Deze aan het woord zijnde leden hebben allereerst wat algemene vragen over Eurojust. Zij zijn van mening dat geen energie, tijd en geld gestopt moet worden in instellingen die geen toegevoegde waarde hebben. Zij vragen hoe het staat met de effectiviteit van Eurojust? Hoe kan de effectiviteit gemeten worden? Wordt dit regelmatig gemonitord? Wat kost deze instelling jaarlijks? Wat doen ze precies? Wat heeft Eurojust de afgelopen jaren opgeleverd?

De leden van de VVD-fractie vragen zich af hoe het staat met de effectiviteit van Eurojust en hoe deze gemeten kan worden. Ik ben ervan overtuigd dat Eurojust in zijn tienjarig bestaan zijn toegevoegde waarde op het terrein van de strafrechtelijke samenwerking in de EU ruimschoots heeft bewezen. Uit onder meer de op de website van Eurojust gepubliceerde jaarverslagen1 blijkt dat er door de jaren heen een steeds groter beroep op Eurojust wordt gedaan vanuit de lidstaten. Dat blijkt niet alleen uit de jaarlijkse stijging van zaken, beginnend met 202 in 2002 tot 1 424 in 2011, maar ook uit het grote aantal coördinatiebijeenkomsten, waaraan justitiële autoriteiten van binnen en buiten de EU jaarlijks deelnemen met het oog op de samenwerking in zaken van grensoverschrijdende criminaliteit en het oplossen van operationele problemen die zich daarbij voordoen. De meerwaarde van Eurojust blijkt eveneens uit de inmiddels behaalde operationele resultaten, zoals bij onderzoeken gericht tegen kinderporno, BTW-fraude, corruptie, cybercrime, namaak van producten en mensenhandel.

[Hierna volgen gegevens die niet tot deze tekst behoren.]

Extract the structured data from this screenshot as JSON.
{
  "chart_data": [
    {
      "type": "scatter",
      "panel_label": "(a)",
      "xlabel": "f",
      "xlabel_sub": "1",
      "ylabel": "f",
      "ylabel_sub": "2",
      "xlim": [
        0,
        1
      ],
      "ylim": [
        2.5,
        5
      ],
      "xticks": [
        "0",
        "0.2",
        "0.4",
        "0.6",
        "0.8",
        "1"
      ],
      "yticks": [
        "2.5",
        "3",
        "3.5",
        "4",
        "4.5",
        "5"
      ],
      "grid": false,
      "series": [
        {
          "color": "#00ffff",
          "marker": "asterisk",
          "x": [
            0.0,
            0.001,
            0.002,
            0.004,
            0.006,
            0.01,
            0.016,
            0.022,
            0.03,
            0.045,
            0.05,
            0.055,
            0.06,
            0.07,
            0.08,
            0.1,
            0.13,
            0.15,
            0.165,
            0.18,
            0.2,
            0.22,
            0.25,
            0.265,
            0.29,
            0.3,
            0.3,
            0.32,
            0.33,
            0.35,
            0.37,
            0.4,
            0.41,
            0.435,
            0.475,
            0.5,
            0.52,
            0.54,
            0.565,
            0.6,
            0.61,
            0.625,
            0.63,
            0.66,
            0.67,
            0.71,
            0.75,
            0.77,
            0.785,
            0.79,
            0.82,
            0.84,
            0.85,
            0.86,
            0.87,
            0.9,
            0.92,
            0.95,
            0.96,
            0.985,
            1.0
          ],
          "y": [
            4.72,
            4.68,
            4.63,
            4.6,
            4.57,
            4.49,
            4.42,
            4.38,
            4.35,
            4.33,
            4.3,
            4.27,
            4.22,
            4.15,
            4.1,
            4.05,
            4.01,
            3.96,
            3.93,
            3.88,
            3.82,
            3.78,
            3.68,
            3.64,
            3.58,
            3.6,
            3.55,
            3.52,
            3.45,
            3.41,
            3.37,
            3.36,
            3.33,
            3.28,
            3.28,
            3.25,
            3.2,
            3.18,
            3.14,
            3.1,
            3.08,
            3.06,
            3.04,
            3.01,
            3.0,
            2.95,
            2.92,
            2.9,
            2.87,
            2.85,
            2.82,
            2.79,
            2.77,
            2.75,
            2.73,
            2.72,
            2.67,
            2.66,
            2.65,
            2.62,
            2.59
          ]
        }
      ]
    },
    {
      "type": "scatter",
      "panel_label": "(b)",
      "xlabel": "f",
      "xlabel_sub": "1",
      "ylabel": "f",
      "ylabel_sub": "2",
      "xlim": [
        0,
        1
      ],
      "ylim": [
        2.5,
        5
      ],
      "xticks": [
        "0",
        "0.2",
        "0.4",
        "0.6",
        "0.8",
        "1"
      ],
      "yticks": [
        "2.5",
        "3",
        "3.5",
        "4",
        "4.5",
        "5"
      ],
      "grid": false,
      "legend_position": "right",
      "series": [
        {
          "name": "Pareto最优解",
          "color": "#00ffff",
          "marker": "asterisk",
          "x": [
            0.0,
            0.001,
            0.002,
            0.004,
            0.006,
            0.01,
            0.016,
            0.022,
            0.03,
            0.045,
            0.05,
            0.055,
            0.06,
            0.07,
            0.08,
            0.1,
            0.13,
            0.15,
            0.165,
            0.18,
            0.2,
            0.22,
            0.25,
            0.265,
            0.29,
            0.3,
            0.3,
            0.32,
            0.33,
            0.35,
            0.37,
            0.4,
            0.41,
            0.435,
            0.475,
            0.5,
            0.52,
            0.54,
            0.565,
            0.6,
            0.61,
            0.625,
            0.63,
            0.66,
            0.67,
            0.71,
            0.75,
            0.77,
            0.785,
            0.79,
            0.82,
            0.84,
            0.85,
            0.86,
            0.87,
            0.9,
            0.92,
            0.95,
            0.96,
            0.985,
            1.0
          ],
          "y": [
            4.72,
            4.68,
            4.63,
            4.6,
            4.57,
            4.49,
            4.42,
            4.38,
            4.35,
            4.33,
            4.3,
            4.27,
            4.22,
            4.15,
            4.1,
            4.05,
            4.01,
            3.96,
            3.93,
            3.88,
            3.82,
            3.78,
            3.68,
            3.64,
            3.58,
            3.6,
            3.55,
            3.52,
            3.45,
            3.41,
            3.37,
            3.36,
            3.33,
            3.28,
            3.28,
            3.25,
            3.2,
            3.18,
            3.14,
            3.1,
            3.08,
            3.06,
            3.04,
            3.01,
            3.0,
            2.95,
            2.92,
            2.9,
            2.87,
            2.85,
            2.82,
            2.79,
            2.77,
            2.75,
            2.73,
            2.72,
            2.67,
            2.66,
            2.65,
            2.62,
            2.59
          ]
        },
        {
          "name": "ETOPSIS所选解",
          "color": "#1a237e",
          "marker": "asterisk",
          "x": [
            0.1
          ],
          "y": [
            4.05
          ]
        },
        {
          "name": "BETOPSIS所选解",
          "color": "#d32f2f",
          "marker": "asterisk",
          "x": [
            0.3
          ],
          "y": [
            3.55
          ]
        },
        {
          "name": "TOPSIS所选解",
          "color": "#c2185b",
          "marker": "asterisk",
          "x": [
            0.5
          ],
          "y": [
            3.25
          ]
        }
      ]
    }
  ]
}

De begroting voor Eurojust voor 2011 bedroeg bijna € 32 miljoen.2 De Raad van de Europese Unie neemt ieder jaar conclusies aan naar aanleiding van het jaarverslag van Eurojust, waarin onder meer de in dat jaar door Eurojust gestelde doelen worden afgezet tegen de behaalde resultaten en mogelijke punten voor verbetering en andere aandachtspunten voor het daaropvolgende jaar worden aangegeven.3 Er is bovendien in 2010 besloten de zesde ronde van wederzijdse evaluatie specifiek te wijden aan de praktische uitvoering en toepassing van de besluiten betreffende Eurojust en het Europees justitieel netwerk. Naar verwachting zal de uitvoering en toepassing daarvan door Nederland in de eerste helft van 2013 worden geëvalueerd. Ik zal uw Kamer daarover te zijner tijd nader berichten.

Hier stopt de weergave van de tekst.